No external sources / tools are allowed for this problem, since it is merely reviewing proof basics that have already been covered. Any needed definitions can be found in class notes / textbooks
The answers must be exact or precise. In other words, a correct answer should have a list of the exact 8 items above, nothing more nothing less. Any solutions that re-word or change or use undefined alternate notation or terminology will not receive credit.
Related to the above, this means that the exact answers are short. Any "noisy" / overly long answers, e.g., what an AI agent would generate, or answers with extraneous content will not receive credit.
Though you are welcome to attempt the full proof on your own, do not submit it.
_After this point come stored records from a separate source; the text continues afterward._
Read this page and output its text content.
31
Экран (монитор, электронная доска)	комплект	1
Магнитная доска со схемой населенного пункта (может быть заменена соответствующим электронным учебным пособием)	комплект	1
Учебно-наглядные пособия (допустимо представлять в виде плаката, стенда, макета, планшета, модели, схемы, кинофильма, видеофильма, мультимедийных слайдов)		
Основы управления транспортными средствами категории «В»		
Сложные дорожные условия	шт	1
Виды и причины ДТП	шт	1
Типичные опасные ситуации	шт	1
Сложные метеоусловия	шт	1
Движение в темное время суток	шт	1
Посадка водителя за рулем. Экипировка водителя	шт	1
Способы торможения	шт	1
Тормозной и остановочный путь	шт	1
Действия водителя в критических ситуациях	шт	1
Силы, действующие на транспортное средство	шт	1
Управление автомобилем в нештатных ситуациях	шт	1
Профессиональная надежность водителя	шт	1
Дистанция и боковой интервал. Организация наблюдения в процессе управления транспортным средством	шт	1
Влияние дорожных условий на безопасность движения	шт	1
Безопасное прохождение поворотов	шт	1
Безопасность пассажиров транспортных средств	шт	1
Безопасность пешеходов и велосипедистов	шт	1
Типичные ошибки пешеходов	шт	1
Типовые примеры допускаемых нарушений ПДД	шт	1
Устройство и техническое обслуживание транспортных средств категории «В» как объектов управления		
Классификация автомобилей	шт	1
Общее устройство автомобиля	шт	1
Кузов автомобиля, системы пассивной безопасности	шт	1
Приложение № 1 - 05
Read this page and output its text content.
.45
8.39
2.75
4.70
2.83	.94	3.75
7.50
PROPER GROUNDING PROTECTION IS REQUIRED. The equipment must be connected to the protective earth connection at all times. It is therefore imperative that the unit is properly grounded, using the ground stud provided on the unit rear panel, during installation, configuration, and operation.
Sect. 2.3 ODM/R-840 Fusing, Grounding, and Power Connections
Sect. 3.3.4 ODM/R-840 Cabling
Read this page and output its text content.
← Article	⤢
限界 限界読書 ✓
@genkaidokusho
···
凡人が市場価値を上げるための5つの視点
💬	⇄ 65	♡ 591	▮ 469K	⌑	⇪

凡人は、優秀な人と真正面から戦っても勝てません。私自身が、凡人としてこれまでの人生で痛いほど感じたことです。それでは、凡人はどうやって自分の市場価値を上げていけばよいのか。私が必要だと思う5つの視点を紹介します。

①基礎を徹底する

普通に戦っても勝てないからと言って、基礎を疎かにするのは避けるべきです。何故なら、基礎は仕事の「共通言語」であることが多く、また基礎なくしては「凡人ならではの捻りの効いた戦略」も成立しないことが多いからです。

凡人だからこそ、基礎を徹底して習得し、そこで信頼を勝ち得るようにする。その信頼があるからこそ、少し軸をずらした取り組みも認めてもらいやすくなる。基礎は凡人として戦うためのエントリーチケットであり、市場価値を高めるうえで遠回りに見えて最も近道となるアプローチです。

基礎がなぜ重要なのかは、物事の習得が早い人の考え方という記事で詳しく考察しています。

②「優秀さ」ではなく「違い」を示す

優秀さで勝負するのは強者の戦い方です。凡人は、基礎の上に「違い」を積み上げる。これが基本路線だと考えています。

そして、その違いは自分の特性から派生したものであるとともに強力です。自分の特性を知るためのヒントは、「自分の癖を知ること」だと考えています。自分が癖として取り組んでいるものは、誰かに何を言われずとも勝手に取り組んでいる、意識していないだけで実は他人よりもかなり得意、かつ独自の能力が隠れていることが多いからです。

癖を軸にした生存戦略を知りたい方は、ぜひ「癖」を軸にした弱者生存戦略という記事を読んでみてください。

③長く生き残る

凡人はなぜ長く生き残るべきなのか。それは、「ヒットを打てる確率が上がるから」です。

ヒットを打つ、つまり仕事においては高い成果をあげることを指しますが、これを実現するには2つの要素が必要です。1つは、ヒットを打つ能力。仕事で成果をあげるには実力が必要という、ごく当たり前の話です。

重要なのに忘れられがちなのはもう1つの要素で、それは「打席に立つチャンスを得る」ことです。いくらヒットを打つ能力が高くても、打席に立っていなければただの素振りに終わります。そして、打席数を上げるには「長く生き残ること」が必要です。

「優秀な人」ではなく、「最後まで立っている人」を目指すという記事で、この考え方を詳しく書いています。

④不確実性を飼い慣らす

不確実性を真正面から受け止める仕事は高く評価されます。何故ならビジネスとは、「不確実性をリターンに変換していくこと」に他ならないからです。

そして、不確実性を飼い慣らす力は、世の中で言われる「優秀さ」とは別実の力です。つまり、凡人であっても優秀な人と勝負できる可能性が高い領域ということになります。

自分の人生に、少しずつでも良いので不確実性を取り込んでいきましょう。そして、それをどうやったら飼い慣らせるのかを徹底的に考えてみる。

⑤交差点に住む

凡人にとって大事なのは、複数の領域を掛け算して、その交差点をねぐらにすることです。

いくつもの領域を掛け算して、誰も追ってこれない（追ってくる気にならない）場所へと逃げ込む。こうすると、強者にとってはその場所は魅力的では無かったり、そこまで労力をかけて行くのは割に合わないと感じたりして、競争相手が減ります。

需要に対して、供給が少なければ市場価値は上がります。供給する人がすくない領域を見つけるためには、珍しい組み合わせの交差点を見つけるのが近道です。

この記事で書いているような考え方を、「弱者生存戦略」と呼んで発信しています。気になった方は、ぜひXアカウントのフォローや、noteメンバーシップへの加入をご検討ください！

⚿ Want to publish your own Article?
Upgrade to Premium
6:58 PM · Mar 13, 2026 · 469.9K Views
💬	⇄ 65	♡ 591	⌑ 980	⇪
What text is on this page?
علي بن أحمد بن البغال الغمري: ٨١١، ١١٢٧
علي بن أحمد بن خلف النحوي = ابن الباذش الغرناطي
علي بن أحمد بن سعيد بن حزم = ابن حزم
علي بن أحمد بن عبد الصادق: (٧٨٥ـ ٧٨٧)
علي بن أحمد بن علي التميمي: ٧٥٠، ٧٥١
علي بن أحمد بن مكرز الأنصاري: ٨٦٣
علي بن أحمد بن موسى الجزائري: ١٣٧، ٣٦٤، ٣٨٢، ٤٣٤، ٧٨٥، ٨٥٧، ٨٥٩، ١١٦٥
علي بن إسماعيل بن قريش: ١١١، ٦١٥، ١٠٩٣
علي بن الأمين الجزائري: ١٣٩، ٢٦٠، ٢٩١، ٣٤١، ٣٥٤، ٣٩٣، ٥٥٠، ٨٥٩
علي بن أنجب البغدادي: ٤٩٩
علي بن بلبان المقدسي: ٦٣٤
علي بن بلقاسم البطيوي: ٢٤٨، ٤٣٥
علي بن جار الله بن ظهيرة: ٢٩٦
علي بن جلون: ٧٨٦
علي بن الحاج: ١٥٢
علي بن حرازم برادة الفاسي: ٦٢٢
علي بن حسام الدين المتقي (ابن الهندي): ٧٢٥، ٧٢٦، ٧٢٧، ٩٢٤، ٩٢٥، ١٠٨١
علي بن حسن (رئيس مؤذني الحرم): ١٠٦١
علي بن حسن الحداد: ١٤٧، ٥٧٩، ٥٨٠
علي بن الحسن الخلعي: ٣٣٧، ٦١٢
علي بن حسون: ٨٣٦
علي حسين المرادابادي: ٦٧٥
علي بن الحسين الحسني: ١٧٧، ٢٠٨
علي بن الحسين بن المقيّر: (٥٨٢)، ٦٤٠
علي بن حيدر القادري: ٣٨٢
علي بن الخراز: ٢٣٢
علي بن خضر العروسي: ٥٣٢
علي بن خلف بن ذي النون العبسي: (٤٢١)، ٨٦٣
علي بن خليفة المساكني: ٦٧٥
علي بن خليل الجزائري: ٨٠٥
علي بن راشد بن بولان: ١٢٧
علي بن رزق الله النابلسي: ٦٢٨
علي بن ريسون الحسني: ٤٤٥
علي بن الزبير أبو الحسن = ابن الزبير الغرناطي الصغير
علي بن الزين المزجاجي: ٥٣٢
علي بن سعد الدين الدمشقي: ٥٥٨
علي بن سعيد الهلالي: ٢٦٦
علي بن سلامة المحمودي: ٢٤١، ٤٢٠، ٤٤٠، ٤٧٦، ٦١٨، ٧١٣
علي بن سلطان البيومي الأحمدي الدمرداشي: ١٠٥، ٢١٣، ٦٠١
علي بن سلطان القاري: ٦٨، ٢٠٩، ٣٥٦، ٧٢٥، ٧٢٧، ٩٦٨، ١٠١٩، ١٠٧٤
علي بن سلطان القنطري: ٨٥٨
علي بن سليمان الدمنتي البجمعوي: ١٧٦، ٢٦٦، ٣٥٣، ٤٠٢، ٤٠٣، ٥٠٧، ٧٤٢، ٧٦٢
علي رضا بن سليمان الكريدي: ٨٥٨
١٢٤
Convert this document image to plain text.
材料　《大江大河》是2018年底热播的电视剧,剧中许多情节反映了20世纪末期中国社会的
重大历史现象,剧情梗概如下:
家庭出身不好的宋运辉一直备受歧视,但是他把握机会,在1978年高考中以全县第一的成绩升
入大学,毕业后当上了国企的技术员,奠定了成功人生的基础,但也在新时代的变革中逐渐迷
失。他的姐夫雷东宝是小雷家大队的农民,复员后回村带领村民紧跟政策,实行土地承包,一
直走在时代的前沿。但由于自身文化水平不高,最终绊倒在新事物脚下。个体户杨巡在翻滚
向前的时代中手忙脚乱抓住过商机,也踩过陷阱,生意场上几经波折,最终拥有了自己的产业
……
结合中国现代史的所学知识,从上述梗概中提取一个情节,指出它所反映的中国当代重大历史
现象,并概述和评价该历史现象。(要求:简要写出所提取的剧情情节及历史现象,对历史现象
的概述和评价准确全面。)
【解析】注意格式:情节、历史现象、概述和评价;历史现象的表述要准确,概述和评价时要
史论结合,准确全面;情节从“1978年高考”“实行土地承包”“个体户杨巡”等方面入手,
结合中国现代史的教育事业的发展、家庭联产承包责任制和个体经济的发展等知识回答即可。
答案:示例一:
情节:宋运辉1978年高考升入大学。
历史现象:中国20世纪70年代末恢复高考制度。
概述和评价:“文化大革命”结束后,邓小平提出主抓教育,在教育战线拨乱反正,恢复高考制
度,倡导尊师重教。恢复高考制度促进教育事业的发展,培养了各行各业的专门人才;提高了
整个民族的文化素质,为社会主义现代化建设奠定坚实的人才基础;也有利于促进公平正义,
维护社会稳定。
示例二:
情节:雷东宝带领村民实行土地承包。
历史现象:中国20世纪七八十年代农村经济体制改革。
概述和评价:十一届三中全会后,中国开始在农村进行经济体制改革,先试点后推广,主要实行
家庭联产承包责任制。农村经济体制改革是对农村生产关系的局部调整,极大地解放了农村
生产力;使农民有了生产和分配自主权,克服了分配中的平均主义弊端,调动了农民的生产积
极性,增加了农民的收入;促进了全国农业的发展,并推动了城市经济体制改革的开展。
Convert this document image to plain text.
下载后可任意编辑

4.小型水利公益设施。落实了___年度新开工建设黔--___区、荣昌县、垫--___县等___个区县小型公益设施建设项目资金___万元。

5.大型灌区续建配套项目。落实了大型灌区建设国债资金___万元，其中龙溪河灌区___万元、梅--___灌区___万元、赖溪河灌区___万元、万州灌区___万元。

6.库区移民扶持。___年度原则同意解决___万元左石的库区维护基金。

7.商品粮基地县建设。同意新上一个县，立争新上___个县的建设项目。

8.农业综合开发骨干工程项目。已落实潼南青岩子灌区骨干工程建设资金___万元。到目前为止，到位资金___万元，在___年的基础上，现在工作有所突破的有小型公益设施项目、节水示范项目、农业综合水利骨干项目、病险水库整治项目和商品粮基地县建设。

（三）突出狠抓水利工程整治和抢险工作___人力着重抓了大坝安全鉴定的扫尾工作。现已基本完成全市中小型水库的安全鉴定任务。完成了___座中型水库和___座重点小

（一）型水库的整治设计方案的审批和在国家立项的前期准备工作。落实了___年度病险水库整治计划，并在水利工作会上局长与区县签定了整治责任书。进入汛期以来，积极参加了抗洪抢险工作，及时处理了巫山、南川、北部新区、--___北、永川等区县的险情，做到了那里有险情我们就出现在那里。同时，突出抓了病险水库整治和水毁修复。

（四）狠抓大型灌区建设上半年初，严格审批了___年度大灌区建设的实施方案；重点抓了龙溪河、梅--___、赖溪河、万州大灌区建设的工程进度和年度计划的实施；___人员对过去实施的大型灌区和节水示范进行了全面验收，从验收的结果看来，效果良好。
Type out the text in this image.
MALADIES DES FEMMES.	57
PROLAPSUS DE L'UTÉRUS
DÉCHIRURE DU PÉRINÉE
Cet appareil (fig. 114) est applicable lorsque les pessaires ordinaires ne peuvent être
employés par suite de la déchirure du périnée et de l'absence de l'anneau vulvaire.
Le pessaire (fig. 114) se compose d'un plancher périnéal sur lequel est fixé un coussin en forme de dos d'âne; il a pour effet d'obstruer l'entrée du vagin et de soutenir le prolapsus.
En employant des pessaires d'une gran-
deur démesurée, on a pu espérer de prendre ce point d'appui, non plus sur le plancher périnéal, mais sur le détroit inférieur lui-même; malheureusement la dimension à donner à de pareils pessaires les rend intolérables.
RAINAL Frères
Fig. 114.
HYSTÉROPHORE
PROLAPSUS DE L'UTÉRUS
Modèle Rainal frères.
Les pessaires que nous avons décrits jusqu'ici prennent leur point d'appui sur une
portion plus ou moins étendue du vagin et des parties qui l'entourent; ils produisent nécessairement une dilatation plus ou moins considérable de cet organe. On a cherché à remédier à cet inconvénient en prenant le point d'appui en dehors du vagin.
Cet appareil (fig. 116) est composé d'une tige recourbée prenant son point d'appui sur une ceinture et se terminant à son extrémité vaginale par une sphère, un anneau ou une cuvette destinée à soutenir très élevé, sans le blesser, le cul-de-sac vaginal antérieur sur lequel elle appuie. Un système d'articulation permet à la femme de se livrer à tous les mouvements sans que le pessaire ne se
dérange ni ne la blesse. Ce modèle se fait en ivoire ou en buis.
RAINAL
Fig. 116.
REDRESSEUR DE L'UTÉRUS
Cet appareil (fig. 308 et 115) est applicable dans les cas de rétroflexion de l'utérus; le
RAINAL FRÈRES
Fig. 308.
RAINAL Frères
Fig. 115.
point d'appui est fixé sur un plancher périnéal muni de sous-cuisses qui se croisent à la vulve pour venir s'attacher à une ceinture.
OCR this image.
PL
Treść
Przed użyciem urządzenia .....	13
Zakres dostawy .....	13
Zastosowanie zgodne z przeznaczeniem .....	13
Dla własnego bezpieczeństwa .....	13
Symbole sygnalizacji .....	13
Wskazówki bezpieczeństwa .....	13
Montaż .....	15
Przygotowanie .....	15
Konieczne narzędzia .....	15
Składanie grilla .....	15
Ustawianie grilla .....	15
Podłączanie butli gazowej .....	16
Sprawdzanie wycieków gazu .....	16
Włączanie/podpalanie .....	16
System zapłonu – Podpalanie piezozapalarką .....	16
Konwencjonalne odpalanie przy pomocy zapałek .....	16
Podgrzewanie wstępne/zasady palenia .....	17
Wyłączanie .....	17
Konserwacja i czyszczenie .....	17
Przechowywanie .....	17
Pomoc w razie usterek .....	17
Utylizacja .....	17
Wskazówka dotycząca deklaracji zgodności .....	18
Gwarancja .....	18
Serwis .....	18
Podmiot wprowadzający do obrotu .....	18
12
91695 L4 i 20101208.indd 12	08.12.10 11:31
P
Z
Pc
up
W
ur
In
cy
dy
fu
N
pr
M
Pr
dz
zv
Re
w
We are not looking for that in this problem.
4 A Pushdown Automata (PDA)
For the following PDA state diagram:

Give a formal description of this PDA. Make sure to include all the necessary components.
Give two strings that are in the language recognized by this PDA. For each of these strings, give a sequence of configurations that represents an accepting computation for the PDA. Each should take a different path in the machine and they should end in state q_7.
Give two strings that are not in the language recognized by this PDA.
Give a CFG for the language recognized by this PDA (this problem is easier if you break it down into smaller problems) (alternatively, if you use the PDA-to-CFG conversion algorithm from lecture / the textbook that would work but could be a much more complicated approach, so make sure your answer is clear and understandable if you take this approach).